Subtitle: Theologische en religiewetenschappelijke overwegingen bij urbanisatie
Author(s): DE HAARDT, Maaike
Journal: Tijdschrift voor Theologie
Volume: 51    Issue: 4   Date: 2011   
Pages: 352-370
DOI: 10.2143/TVT.51.4.3203395

Abstract :
This exploratory study focuses on the meaning and import of what theology and religious studies have to say about the city. Half of the world’s population lives in cities. Cities are growing throughout the world. Complex as it may be, a city offers people more perspective and greater opportunity to survive. This article issues a call to overcome the long-standing cultural, philosophical and theological aversion to the city.
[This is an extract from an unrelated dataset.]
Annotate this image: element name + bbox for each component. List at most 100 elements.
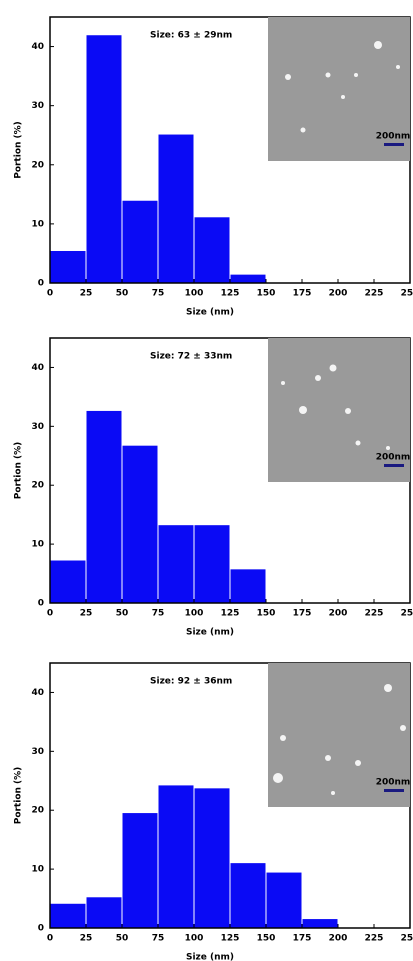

It does so against the background of an interest in the prospect that everyday life offers as a locus for reflecting on concepts central to theology and religious studies (among which are God, the divine, the holy and/or the sacred) and for reflection on where or how we are to discover or detect the presence of the divine, the holy. The article draws upon a recent perspective, used in cultural sciences, in which place and space are important analytical terms. As critical approach, it focuses on the constructive and meaningful character of space and place. Actual space and place join time and history in determining social reality, identity and social processes. This spatial turn is an approach that is gaining territory in theology and religious studies where it is being used to reflect on religion in the city. This article presents these various points of view and approaches extensively, also in their gender-specific dimensions, and ultimately combines them to investigate the religious meaning of the city. The work of urban geographer Edward Soja and, via him that of French philosopher Henri Lefebvre shape this article’s heuristic framework. A trialogue between first, second and third space permits us to trace the city’s various dimensions, including the religious. It becomes clear that theologians and scholars of religious studies need to take the city seriously as contemporary locus and to overcome the cultural anti-urbanism that has penetrated so deeply into its view of the holy. It is demonstrated that this interdisciplinary approach to the city can lead to new and challenging questions regarding the aforementioned central concepts in theology and religious studies. It then becomes feasible to speak of the city as a place of divine presence or as a holy place, without denying its profane character.